I am looking to start a carnivorous plant emersed setup.

I have a spare 2.5G, that I would like to fill with a few carnivorous plants and probably some mosses.
Over the tank, I will have an 18w pc or a 28LED fixture, with natural light in the late afternoon.

From what I have read so far, it is easiest to grow the carnivorous plants in 80%+ peat soil. 
Here are my questions, as I bet I am not the first cowboy to ride in this rodeo...


What plants can I use to fill in around a few carnivorous plants that will do well in such a low mineral soil?
where is a good place to buy/source carnivorous plants? anyone have past experience?

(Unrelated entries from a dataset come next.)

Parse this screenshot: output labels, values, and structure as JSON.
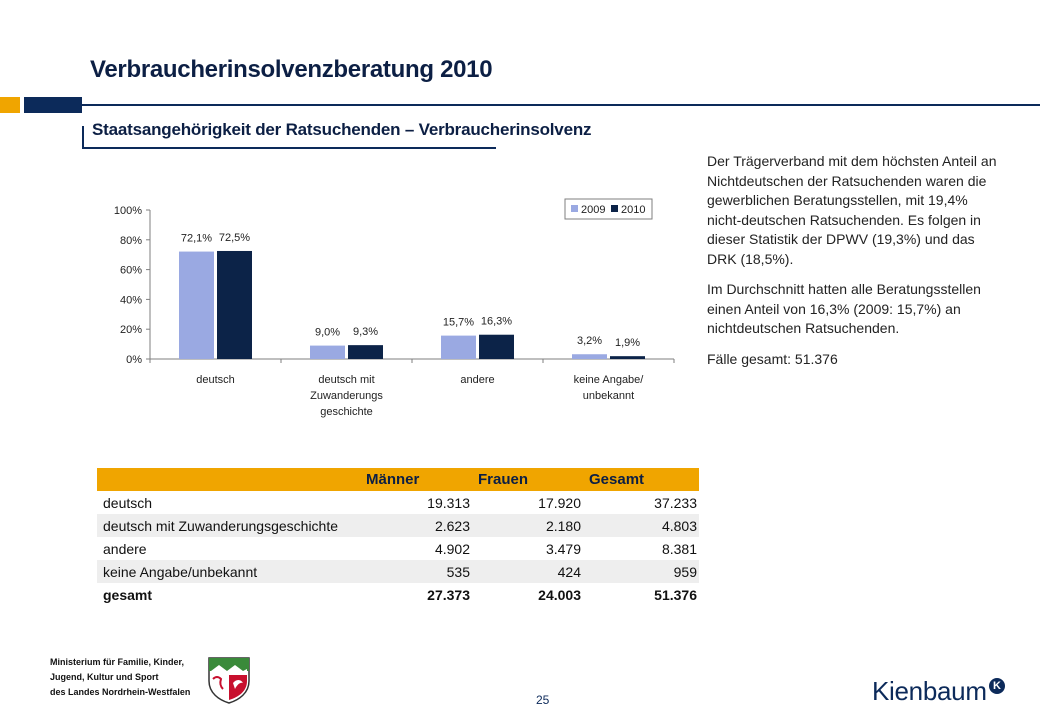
{
  "header": {
    "title": "Verbraucherinsolvenzberatung 2010",
    "subtitle": "Staatsangehörigkeit der Ratsuchenden – Verbraucherinsolvenz"
  },
  "colors": {
    "navy": "#0c2a5a",
    "orange": "#f0a500",
    "series_2009": "#9aa9e2",
    "series_2010": "#0c2348"
  },
  "chart_data": {
    "type": "bar",
    "categories": [
      "deutsch",
      "deutsch mit Zuwanderungs geschichte",
      "andere",
      "keine Angabe/ unbekannt"
    ],
    "category_lines": [
      [
        "deutsch"
      ],
      [
        "deutsch mit",
        "Zuwanderungs",
        "geschichte"
      ],
      [
        "andere"
      ],
      [
        "keine Angabe/",
        "unbekannt"
      ]
    ],
    "series": [
      {
        "name": "2009",
        "values": [
          72.1,
          9.0,
          15.7,
          3.2
        ],
        "labels": [
          "72,1%",
          "9,0%",
          "15,7%",
          "3,2%"
        ]
      },
      {
        "name": "2010",
        "values": [
          72.5,
          9.3,
          16.3,
          1.9
        ],
        "labels": [
          "72,5%",
          "9,3%",
          "16,3%",
          "1,9%"
        ]
      }
    ],
    "ylim": [
      0,
      100
    ],
    "yticks": [
      "0%",
      "20%",
      "40%",
      "60%",
      "80%",
      "100%"
    ],
    "legend": "top-right",
    "grid": false
  },
  "text": {
    "paragraph1": "Der Trägerverband mit dem höchsten Anteil an Nichtdeutschen der Ratsuchenden waren die gewerblichen Beratungsstellen, mit 19,4% nicht-deutschen Ratsuchenden. Es folgen in dieser Statistik der DPWV (19,3%) und das DRK (18,5%).",
    "paragraph2": "Im Durchschnitt hatten alle Beratungsstellen einen Anteil von 16,3% (2009: 15,7%) an nichtdeutschen Ratsuchenden.",
    "total_cases": "Fälle gesamt:  51.376"
  },
  "table": {
    "headers": [
      "",
      "Männer",
      "Frauen",
      "Gesamt"
    ],
    "rows": [
      {
        "label": "deutsch",
        "m": "19.313",
        "f": "17.920",
        "g": "37.233"
      },
      {
        "label": "deutsch mit Zuwanderungsgeschichte",
        "m": "2.623",
        "f": "2.180",
        "g": "4.803"
      },
      {
        "label": "andere",
        "m": "4.902",
        "f": "3.479",
        "g": "8.381"
      },
      {
        "label": "keine Angabe/unbekannt",
        "m": "535",
        "f": "424",
        "g": "959"
      },
      {
        "label": "gesamt",
        "m": "27.373",
        "f": "24.003",
        "g": "51.376"
      }
    ]
  },
  "footer": {
    "ministry_line1": "Ministerium für Familie, Kinder,",
    "ministry_line2": "Jugend, Kultur und Sport",
    "ministry_line3": "des Landes Nordrhein-Westfalen",
    "page_number": "25",
    "brand": "Kienbaum",
    "brand_mark": "K",
    "crest_icon": "nrw-crest-icon"
  }
}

Here are some of the plants I am considering:

Drosera capensis
Drosera binata
Pinguicula grandiflora
utricularia graminifolia

Most of my information at the moment is sourced from wikipedia.


----------



## asukawashere

Regarding obtaining them, you might look more into the various Drosera, Utricularia and Pinguicula species, as those genera all have several species native to the U.S. - P. vugaris and a couple of Drosera are native to NY, so local botanical societies may be able to point you in the direction of collecting localities, or have specimens to swap. Also you can always look for online/mail-order nurseries that specialize in a particular plant type.

Regarding companion plants, many orchids do well in conditions similar to those required by carnivorous plants. Bog orchids often grow alongside carnivorous plants in nature. A nice selection of orchids that are well-suited to growing in terrarium conditions can be found at http://www.jlorchids.com/catalog/terrarium.html (this particular nursery is local for me; you may want to make note of some of the species and look for them at a more local grower).


----------